The biggest advantage of using a cloud-based storage system is that you can access your images anywhere that you have an internet connection. Since cloud storage systems are off-site, you won't loose your images to fire, flood or theft. But, most cloud-based storage is paid for by the month, which can add up over time. If you live in a rural area with a slow internet connection, uploading images will also take some time (or use up your data plan if you're not in wi-fi range).
Another option is to store the images on your computer, or, to prevent filling up your computer, an external hard drive. Unlike cloud storage, the only expense is buying the hard drive-there's no monthly fee. Saving images to an external hard drive also doesn't depend on internet access or speed. But, hard drives are prone to loosing data from a crash or malfunction, as well as disasters like a house fire.
Few people actually print their digital images, but photos are meant to be shared and printing is a great way to do just that. There are many options to print photos, both online and in physical stores. But how do you get the best results when printing iPhone photos? Here are a few tips:
- Keep it at an 8x10 or less. The resolution on the iPhone is enough for an 8x10, but not much bigger. If you print photos larger than an 8x10, you'll degrade the image quality. The iPhone 6 and 6s has a 12 megapixel camera, which offers a resolution large enough to print about a 14 x 9 inch image without any loss in quality.

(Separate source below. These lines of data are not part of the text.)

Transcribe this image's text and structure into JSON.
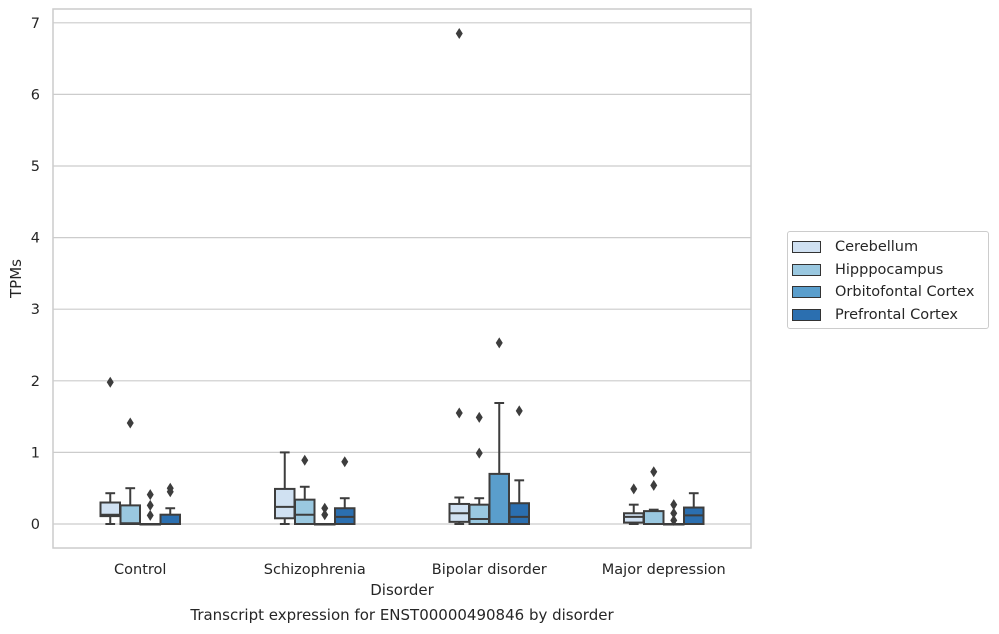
{
  "chart_data": {
    "type": "box",
    "title": "",
    "caption": "Transcript expression for ENST00000490846 by disorder",
    "xlabel": "Disorder",
    "ylabel": "TPMs",
    "ylim": [
      -0.33,
      7.2
    ],
    "yticks": [
      0,
      1,
      2,
      3,
      4,
      5,
      6,
      7
    ],
    "grid": true,
    "legend_position": "right",
    "categories": [
      "Control",
      "Schizophrenia",
      "Bipolar disorder",
      "Major depression"
    ],
    "series": [
      {
        "name": "Cerebellum",
        "color": "#d0e1f2",
        "boxes": [
          {
            "whisker_low": 0.0,
            "q1": 0.11,
            "median": 0.13,
            "q3": 0.3,
            "whisker_high": 0.43,
            "outliers": [
              1.98
            ]
          },
          {
            "whisker_low": 0.0,
            "q1": 0.08,
            "median": 0.24,
            "q3": 0.49,
            "whisker_high": 1.0,
            "outliers": []
          },
          {
            "whisker_low": 0.0,
            "q1": 0.03,
            "median": 0.15,
            "q3": 0.28,
            "whisker_high": 0.37,
            "outliers": [
              1.55,
              6.85
            ]
          },
          {
            "whisker_low": 0.0,
            "q1": 0.02,
            "median": 0.1,
            "q3": 0.15,
            "whisker_high": 0.27,
            "outliers": [
              0.49
            ]
          }
        ]
      },
      {
        "name": "Hipppocampus",
        "color": "#9ac8e0",
        "boxes": [
          {
            "whisker_low": 0.0,
            "q1": 0.0,
            "median": 0.01,
            "q3": 0.26,
            "whisker_high": 0.5,
            "outliers": [
              1.41
            ]
          },
          {
            "whisker_low": 0.0,
            "q1": 0.0,
            "median": 0.13,
            "q3": 0.34,
            "whisker_high": 0.52,
            "outliers": [
              0.89
            ]
          },
          {
            "whisker_low": 0.0,
            "q1": 0.0,
            "median": 0.07,
            "q3": 0.27,
            "whisker_high": 0.36,
            "outliers": [
              0.99,
              1.49
            ]
          },
          {
            "whisker_low": 0.0,
            "q1": 0.0,
            "median": 0.0,
            "q3": 0.18,
            "whisker_high": 0.2,
            "outliers": [
              0.54,
              0.73
            ]
          }
        ]
      },
      {
        "name": "Orbitofontal Cortex",
        "color": "#5a9ecc",
        "boxes": [
          {
            "whisker_low": 0.0,
            "q1": 0.0,
            "median": 0.0,
            "q3": 0.0,
            "whisker_high": 0.0,
            "outliers": [
              0.12,
              0.26,
              0.41
            ]
          },
          {
            "whisker_low": 0.0,
            "q1": 0.0,
            "median": 0.0,
            "q3": 0.0,
            "whisker_high": 0.0,
            "outliers": [
              0.13,
              0.22
            ]
          },
          {
            "whisker_low": 0.0,
            "q1": 0.0,
            "median": 0.0,
            "q3": 0.7,
            "whisker_high": 1.69,
            "outliers": [
              2.53
            ]
          },
          {
            "whisker_low": 0.0,
            "q1": 0.0,
            "median": 0.0,
            "q3": 0.0,
            "whisker_high": 0.0,
            "outliers": [
              0.05,
              0.15,
              0.27
            ]
          }
        ]
      },
      {
        "name": "Prefrontal Cortex",
        "color": "#2b6fb0",
        "boxes": [
          {
            "whisker_low": 0.0,
            "q1": 0.0,
            "median": 0.0,
            "q3": 0.13,
            "whisker_high": 0.22,
            "outliers": [
              0.45,
              0.5
            ]
          },
          {
            "whisker_low": 0.0,
            "q1": 0.0,
            "median": 0.1,
            "q3": 0.22,
            "whisker_high": 0.36,
            "outliers": [
              0.87
            ]
          },
          {
            "whisker_low": 0.0,
            "q1": 0.0,
            "median": 0.1,
            "q3": 0.29,
            "whisker_high": 0.61,
            "outliers": [
              1.58
            ]
          },
          {
            "whisker_low": 0.0,
            "q1": 0.0,
            "median": 0.12,
            "q3": 0.23,
            "whisker_high": 0.43,
            "outliers": []
          }
        ]
      }
    ]
  }
}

- If you used the digital zoom to take the picture or cropped the photo in editing, an 8x10 is likely too large. Digital zoom and cropping reduces the resolution, so you'll want to print smaller sizes if you used zoom or cropping.
- Make sure to edit. Before you spend the money to get a physical print of your photos, make sure you're getting the best quality by editing the image with an app.
- If you want to print your photos at home, consider a printer that is compatible with Apple AirPrint. With an AirPrint printer, you can use the share button from your camera roll to print, without having to transfer images to your computer. Without AirPrint, you can upload your photos to your computer and print from iPhoto or another photo management program or photo viewer.
Photography is an art form, and as such, there is always room for improving-even professional photographers continue to learn and fine-tune their work. While you've now mastered the basics, keep working to improve your shots. Share your images with others interested in photography and get constructive criticism. Practice and experiment with different subjects, techniques and lighting. Follow photography blogs to continue to learn new techniques. Consider your own shots with a critical eye and note what you could have done to improve the image.
Keep learning, and your photography will continue to improve.